If there are rooms or staircases leading from the entryway which are not part of the tour, cover them with those extra shower curtains that I told you to get, or use more garbage bags. If you have a friend who is a cop, see if you can score some crime scene tape to wrap around off-limit areas. Hey, the local PD might even donate some if you agree to put up a sign somewhere thanking them for their assistance. Police Departments have community outreach officers so they're the ones to call.

The remainder of the house
Close off doors to rooms where you don't want visitors to go. Decorate the doors to look like coffins, or hang ghoulish effects over them. You can also block them off using black plastic or shower curtains. Most visitors won't even know that the doors are there. Doors to off-limit rooks are also great places to station your human ghoul helpers who will be jumping out and scaring the dickens out of your guests. Just make sure that they know to never actually touch anyone. That can open you up to a lot of legal problems and it might get them into a fist-fight with a visitor with no sense of humor.

Create you inside effects by using dark and colored lighting in each room.
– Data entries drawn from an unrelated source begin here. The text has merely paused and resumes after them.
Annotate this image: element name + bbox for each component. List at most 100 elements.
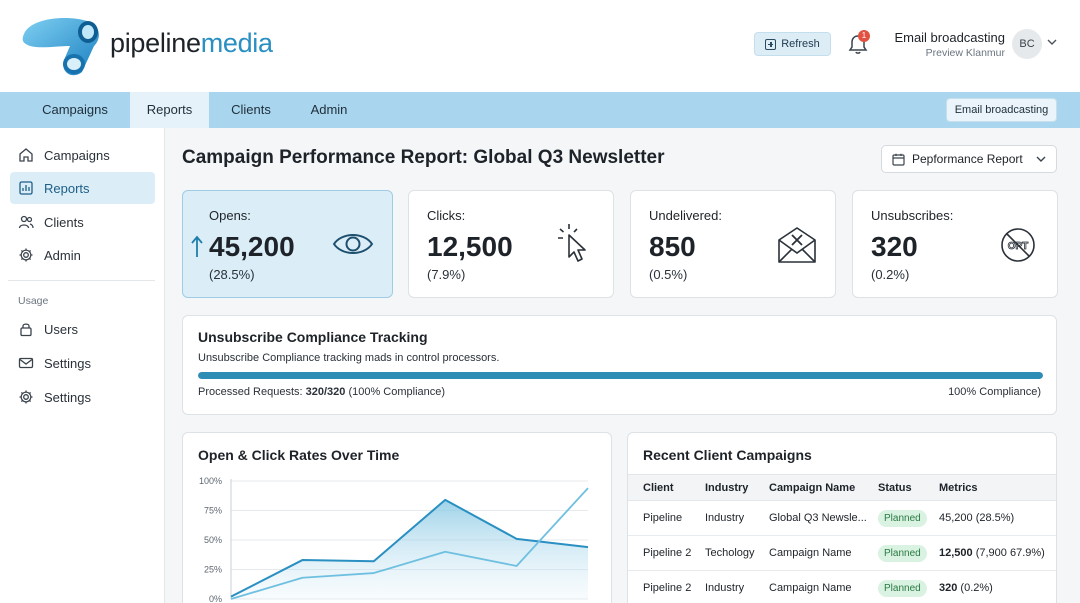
opt-out-icon: OPT [1001,228,1035,262]
cell-client: Pipeline [643,512,683,524]
rates-chart-card: Open & Click Rates Over Time 100% 75% 50% 2… [182,432,612,603]
series-area-fill [231,499,588,599]
refresh-button[interactable]: Refresh [754,32,831,56]
column-header-client[interactable]: Client [643,482,674,494]
chart-title: Open & Click Rates Over Time [198,447,400,463]
column-header-status[interactable]: Status [878,482,912,494]
y-tick-label: 100% [199,476,222,486]
status-badge: Planned [878,510,927,527]
cell-client: Pipeline 2 [643,547,692,559]
top-nav: Campaigns Reports Clients Admin Email br… [0,92,1080,128]
column-header-campaign[interactable]: Campaign Name [769,482,856,494]
report-select[interactable]: Pepformance Report [881,145,1057,173]
user-name: Email broadcasting [894,30,1005,45]
app-header: pipelinemedia Refresh 1 Email broadcasti… [0,0,1080,92]
cell-metrics: 320 (0.2%) [939,582,993,594]
home-icon [19,148,33,162]
lock-icon [20,323,32,337]
sidebar-item-reports[interactable]: Reports [10,172,155,204]
cell-campaign: Campaign Name [769,582,852,594]
stat-percentage: (7.9%) [427,267,466,282]
avatar[interactable]: BC [1012,29,1042,59]
envelope-x-icon [778,227,816,263]
stat-percentage: (0.5%) [649,267,688,282]
table-title: Recent Client Campaigns [643,447,812,463]
gear-icon [19,248,33,262]
sidebar-item-campaigns[interactable]: Campaigns [10,139,155,171]
table-row[interactable]: Pipeline 2 Industry Campaign Name Planne… [628,571,1056,603]
stat-percentage: (28.5%) [209,267,255,282]
plus-square-icon [765,38,777,50]
cell-industry: Industry [705,582,745,594]
table-row[interactable]: Pipeline Industry Global Q3 Newsle... Pl… [628,501,1056,536]
stat-value: 12,500 [427,231,513,262]
rates-chart: 100% 75% 50% 25% 0% [199,476,589,603]
sidebar-item-clients[interactable]: Clients [10,206,155,238]
stat-card-unsubscribes[interactable]: Unsubscribes: 320 (0.2%) OPT [852,190,1058,298]
status-badge: Planned [878,545,927,562]
brand-name: pipelinemedia [110,28,273,58]
stat-value: 850 [649,231,696,262]
cell-metrics: 12,500 (7,900 67.9%) [939,547,1045,559]
email-broadcasting-button[interactable]: Email broadcasting [946,98,1057,122]
cell-campaign: Campaign Name [769,547,852,559]
sidebar: Campaigns Reports Clients Admin Usage Us… [0,128,165,603]
compliance-description: Unsubscribe Compliance tracking mads in … [198,352,500,364]
stat-card-clicks[interactable]: Clicks: 12,500 (7.9%) [408,190,614,298]
cell-client: Pipeline 2 [643,582,692,594]
stat-percentage: (0.2%) [871,267,910,282]
tab-admin[interactable]: Admin [310,102,348,117]
arrow-up-icon [191,235,203,257]
notification-badge: 1 [858,30,870,42]
chevron-down-icon[interactable] [1047,38,1057,46]
stat-label: Opens: [209,208,251,223]
stat-card-undelivered[interactable]: Undelivered: 850 (0.5%) [630,190,836,298]
sidebar-item-settings[interactable]: Settings [10,381,155,413]
compliance-title: Unsubscribe Compliance Tracking [198,329,428,345]
column-header-industry[interactable]: Industry [705,482,749,494]
sidebar-item-users[interactable]: Users [10,313,155,345]
processed-requests: Processed Requests: 320/320 (100% Compli… [198,386,446,398]
recent-campaigns-card: Recent Client Campaigns Client Industry … [627,432,1057,603]
sidebar-section-usage: Usage [18,295,49,307]
compliance-progress-fill [198,372,1043,379]
stat-value: 320 [871,231,918,262]
calendar-icon [892,153,905,166]
users-icon [18,215,34,229]
compliance-progress-bar [198,372,1043,379]
stat-label: Clicks: [427,208,466,223]
compliance-panel: Unsubscribe Compliance Tracking Unsubscr… [182,315,1057,415]
status-badge: Planned [878,580,927,597]
stat-value: 45,200 [209,231,295,262]
cell-metrics: 45,200 (28.5%) [939,512,1015,524]
tab-clients[interactable]: Clients [231,102,271,117]
sidebar-item-settings-mail[interactable]: Settings [10,347,155,379]
series-line-2 [230,487,589,600]
svg-text:OPT: OPT [1008,241,1029,252]
stat-card-opens[interactable]: Opens: 45,200 (28.5%) [182,190,393,298]
page-title: Campaign Performance Report: Global Q3 N… [182,147,665,168]
compliance-percentage: 100% Compliance) [948,386,1041,398]
column-header-metrics[interactable]: Metrics [939,482,978,494]
cursor-click-icon [558,224,586,262]
sidebar-item-admin[interactable]: Admin [10,239,155,271]
y-tick-label: 75% [204,506,222,516]
tab-reports[interactable]: Reports [130,92,209,128]
stat-label: Unsubscribes: [871,208,954,223]
y-tick-label: 0% [209,594,222,603]
stat-label: Undelivered: [649,208,722,223]
user-subtitle: Preview Klanmur [925,47,1005,59]
table-row[interactable]: Pipeline 2 Techology Campaign Name Plann… [628,536,1056,571]
tab-campaigns[interactable]: Campaigns [42,102,108,117]
eye-icon [332,234,374,254]
logo-pipe-icon [22,18,99,76]
series-line-1 [230,498,589,598]
cell-campaign: Global Q3 Newsle... [769,512,867,524]
table-header: Client Industry Campaign Name Status Met… [628,474,1056,501]
sidebar-divider [8,280,155,281]
mail-icon [18,357,34,369]
cell-industry: Techology [705,547,755,559]
bar-chart-icon [19,181,33,195]
y-tick-label: 25% [204,565,222,575]
y-tick-label: 50% [204,535,222,545]
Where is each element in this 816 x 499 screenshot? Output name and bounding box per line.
Black light sensitive decorations work great inside but only if you have black light bulbs installed!

Sprinkle gruesome props throughout your rooms. You can make great bloody hands by filling surgical gloves up with sand, tying the open end off with a rubber band, and then some “blood” effects with red paint Dry ice creates great fog effects but it will burn the skin if touched so don't leave it where guests can get at it.

Hang creepy things from the ceilings. Wet (not dripping wet) yarn feels really creepy when it brushes across someone’s face as they are entering a dark room. Spirtz it throughout the night to keep it wet. Remember that most fishing line will react to black lights so use black thread instead.

Walk through each room as if you were a visitor. Fill in empty areas with appropriate props. Re-walk the house several times until you are 100% happy. Remember that you have a lot of flammable things in your haunted house. Candles, smoking and lighted flames of any type are off limits! Keep several a fire extinguishers handy and spread them around the house. Make sure that your helpers know how to use them. Also make sure that each helper has a flashlight and knows where the room’s light switches are in case anyone gets hurt or a young child becomes too frightened to continue the tour.

That’s it. You're on your way to having the dream haunted house that you've always wanted. Better get busy. It will be Halloween before you know it.